A finitude de alguém que a gente gosta nos faz relembrar da nossa própria finitude. Ecoa do mesmo modo ao pensar na finitude de pessoas que parecem ocupar um grupo desse alguém que se foi. São pensamentos que a gente finge que não existem, mas eles estão por lá, à espreita. No caso de Gal, há um intrínseco emaranhado que se conectou de todas as formas possíveis dentro de mim. E imagino que dentro de muitos outros. É indissociável pensar em Gal e pensar em Bethânia e pensar Gil que me faz pensar em Caetano que me faz pensar em djavanear. Assim como foi impossível assistir ao Milton na turnê A Última Sessão de Música e não sentir o peso e a beleza de admitir publicamente a palavra “última”. Porque pensar na despedida é refletir sobre todos os caminhos percorridos até aqui. No caso de Milton, a emoção brotou na primeira canção tão logo ele cantou “ponta de areia, ponto final”. Porque falar de um ponto final no primeiro verso da primeira música do último show é todo um ciclo de uma vida.

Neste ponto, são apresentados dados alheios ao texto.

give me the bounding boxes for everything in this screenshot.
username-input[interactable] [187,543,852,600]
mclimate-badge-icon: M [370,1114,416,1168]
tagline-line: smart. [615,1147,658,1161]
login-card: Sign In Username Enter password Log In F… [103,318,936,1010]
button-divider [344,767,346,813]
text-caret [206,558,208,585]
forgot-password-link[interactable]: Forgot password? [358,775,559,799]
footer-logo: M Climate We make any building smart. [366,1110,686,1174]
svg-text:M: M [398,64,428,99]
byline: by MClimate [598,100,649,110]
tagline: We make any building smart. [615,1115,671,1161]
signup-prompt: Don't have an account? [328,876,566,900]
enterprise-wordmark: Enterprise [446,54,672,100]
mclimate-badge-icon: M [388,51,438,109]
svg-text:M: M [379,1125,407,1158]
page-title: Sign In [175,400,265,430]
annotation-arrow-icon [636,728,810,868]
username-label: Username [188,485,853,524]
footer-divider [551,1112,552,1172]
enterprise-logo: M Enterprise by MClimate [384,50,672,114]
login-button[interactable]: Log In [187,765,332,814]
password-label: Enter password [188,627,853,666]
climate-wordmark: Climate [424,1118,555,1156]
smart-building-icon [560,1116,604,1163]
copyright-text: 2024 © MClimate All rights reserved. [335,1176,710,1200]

Quando Gal se foi, o Luiz Antônio Simas postou, com a sabedoria de sempre: “De onde tiraram essa ideia estapafúrdia de que ela morreu? Eu, por exemplo, estou escutando Gal cantar agora; como os netos dos netos dos nossos netos escutarão.” Conecto esse saber com outro saber que a Pixar trouxe da cultura mexicana na lindíssima animação Viva – A Vida é uma Festa: a ideia de que para uma pessoa continuar a existir no mundo dos mortos é preciso que a gente a cultive na nossa memória. Como disse Bethânia: a saudade vai ficar, eu quero que fique.
O último disco de vinil que comprei para a minha coleção foi o Fa-tal – Gal a todo vapor. Comprei porque queria manter viva em mim a memória de que a minha mãe falava muito do impacto de estar nesse show por diferentes noites. E, assim, minha mãe continua a existir. Comprei porque no encerramento do ano de uma das minhas filhas, uma das músicas escolhidas foi Dê um Rolê. E havia uma beleza ímpar em adolescentes cantando “não se assuste, pessoa, se eu lhe disser que a vida é boa” na versão de Gal. E se eles acreditam, se Gal acreditava, eu tendo a acreditar mais nessa ideia. No final, o último artigo do ano não é sobre perda. É sobre o começo do que vem pela frente quando alguém se vai. Que 2023 seja mais amor, da cabeça aos pés.